Atrial Septal Defect in Dogs

Atrial septal defect (ASD) is a congenital heart abnormality found in both dogs and cats. It occurs when there is a hole in the interatrial septum, the wall that separates the left and right atria. This hole allows blood to flow between the atria. Normally, the blood flows into the right atrium, causing increased volume in the right side of the heart and the pulmonary vasculature. In some cases, if the pressure in the right side of the heart is too high, the blood may shunt from right to left, leading to generalized cyanosis.

Although ASD is more commonly seen in cats, accounting for 9 percent of congenital heart defects, recent data from France suggests a higher prevalence in dogs and cats combined. According to this study, ASD represents 37.7 percent of congenital cardiac defects in pooled data from both dogs and cats. Despite being less frequent in dogs, ASD remains a significant concern in veterinary cardiology.

Symptoms and Types

ASD manifests in one of three locations within the heart: the lower atrial septum (known as ostium primum defect, which is the most prevalent), near the fossa ovalis (referred to as ostium secundum defect), or craniodorsal to the fossa ovalis (known as sinus venosus defect). Common symptoms associated with ASD encompass:

  • Difficulty with exercise (exercise intolerance)
  • Episodes of fainting or loss of consciousness (syncope)
  • Respiratory difficulties (dyspnea)
  • Persistent coughing
  • Detection of a heart murmur
  • Bluish discoloration of the skin (cyanosis)
  • Accumulation of fluid in the abdomen (ascites) in the event of right-sided heart failure development.


The exact cause of atrial septal defect remains unidentified at present.


To diagnose atrial septal defect in your dog, you’ll need to provide a detailed medical history, including when the symptoms started and their nature, to the veterinarian. The vet will conduct a comprehensive physical examination and may also order a biochemistry profile, urinalysis, complete blood count, and electrolyte panel for further assessment.

For dogs with significant defects, X-rays and electrocardiograms typically reveal enlargement of the right-sided heart and lung vessels. An echocardiogram can show dilation of the right atrium and right ventricle, as well as the presence of the hole in the septum (known as a septal dropout). Additionally, arrhythmias and disturbances in intraventricular conduction may be detectable through these diagnostic tests. Doppler echocardiography is particularly useful for documenting blood flow through the hole and assessing high ejection velocity in the pulmonary artery.
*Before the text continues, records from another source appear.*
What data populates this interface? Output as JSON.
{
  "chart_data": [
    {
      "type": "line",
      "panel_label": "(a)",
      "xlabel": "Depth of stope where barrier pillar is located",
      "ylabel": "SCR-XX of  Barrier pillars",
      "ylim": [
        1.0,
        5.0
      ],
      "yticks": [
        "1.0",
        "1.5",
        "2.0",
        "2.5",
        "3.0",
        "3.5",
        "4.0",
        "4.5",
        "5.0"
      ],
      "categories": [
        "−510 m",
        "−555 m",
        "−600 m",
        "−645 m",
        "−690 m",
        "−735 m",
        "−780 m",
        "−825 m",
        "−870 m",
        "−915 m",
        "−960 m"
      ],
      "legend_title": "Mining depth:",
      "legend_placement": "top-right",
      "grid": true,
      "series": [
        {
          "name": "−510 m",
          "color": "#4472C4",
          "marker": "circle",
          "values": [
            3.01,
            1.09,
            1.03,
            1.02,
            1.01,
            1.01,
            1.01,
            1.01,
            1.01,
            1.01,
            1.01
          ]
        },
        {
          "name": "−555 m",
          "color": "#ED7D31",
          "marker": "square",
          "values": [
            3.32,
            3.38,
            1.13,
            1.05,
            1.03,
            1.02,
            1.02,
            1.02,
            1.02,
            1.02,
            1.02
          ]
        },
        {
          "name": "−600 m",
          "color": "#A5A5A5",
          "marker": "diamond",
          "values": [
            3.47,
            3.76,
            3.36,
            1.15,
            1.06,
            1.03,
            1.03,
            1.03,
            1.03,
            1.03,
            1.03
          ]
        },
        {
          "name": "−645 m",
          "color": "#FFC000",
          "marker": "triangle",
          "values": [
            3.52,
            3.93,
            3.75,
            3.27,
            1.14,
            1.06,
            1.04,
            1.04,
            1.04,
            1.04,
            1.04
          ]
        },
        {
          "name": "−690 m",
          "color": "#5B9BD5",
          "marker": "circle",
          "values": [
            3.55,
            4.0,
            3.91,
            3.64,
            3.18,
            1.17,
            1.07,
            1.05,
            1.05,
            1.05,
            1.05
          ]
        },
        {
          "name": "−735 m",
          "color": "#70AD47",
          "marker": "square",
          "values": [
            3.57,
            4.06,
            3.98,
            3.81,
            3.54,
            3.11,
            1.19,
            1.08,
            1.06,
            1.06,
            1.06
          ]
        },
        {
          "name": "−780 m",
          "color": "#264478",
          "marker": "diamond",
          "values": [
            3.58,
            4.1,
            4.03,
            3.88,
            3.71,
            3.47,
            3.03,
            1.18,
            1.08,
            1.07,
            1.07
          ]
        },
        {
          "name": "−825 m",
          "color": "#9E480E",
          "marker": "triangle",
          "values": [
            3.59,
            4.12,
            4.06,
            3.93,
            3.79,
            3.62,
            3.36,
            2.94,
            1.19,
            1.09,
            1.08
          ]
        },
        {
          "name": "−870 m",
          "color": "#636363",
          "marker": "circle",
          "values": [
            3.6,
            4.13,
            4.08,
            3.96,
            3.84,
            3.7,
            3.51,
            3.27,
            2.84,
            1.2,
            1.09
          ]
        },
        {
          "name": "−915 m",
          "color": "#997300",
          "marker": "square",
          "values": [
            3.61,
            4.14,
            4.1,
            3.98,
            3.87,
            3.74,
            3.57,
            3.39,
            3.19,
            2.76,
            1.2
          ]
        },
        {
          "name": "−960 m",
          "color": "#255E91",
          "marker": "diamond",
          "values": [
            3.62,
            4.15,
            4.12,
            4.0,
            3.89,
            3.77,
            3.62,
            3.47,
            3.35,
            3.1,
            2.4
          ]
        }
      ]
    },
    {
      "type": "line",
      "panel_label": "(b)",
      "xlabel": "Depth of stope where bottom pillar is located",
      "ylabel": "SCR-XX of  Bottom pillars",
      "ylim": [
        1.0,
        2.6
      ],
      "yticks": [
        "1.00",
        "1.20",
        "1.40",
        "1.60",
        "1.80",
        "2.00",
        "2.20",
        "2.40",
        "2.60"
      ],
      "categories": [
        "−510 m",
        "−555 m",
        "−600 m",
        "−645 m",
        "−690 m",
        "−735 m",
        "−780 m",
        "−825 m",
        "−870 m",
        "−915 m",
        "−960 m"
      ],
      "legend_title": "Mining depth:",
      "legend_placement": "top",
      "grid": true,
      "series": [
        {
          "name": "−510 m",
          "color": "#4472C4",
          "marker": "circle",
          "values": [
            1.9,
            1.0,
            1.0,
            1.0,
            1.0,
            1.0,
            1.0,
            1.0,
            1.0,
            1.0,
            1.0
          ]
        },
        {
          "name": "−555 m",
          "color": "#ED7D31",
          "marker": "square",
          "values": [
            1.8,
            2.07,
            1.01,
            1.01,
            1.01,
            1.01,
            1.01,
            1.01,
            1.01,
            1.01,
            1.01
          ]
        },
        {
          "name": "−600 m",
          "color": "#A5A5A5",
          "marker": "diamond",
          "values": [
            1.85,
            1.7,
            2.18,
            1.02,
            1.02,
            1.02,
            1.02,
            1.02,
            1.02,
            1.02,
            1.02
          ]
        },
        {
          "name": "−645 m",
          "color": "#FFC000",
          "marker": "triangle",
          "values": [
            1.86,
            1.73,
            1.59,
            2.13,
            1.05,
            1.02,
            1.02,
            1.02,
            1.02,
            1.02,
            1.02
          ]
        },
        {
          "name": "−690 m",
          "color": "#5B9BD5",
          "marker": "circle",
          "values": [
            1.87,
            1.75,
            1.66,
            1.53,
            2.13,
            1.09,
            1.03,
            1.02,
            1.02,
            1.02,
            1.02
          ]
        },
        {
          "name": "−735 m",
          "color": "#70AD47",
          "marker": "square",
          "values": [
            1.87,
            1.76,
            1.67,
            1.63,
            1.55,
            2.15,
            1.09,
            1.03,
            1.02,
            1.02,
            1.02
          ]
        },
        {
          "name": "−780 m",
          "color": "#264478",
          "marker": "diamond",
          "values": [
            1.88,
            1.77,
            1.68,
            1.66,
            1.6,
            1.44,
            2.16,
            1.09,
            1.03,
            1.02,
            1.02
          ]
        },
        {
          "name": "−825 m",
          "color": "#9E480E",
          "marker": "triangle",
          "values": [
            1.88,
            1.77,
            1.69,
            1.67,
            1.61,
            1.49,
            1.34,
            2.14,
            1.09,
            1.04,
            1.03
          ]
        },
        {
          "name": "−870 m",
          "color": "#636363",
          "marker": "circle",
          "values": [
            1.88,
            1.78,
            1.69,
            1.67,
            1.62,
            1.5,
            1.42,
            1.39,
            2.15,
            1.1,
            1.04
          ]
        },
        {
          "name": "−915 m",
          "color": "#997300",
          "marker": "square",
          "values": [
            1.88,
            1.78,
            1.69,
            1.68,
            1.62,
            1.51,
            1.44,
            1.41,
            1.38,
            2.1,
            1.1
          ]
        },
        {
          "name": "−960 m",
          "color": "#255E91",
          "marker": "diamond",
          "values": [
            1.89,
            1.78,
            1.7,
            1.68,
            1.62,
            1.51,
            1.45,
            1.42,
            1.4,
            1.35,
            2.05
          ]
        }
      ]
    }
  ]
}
Dogs experiencing congestive heart failure may require hospitalization until their condition stabilizes. Repairing the defect may involve open heart surgery, although this option can be costly. It’s important to discuss with your veterinarian the most suitable and financially feasible treatment plan for you and your pet. In certain cases of secundum-type defects, an amplatzer device could be implanted to close the hole.

Living and Management

The outlook for dogs with ASD relies on the size of the defect and any accompanying abnormalities, though it tends to range from guarded to poor. Small, isolated defects are less likely to advance, whereas primum-type defects are generally larger and carry a bleaker prognosis.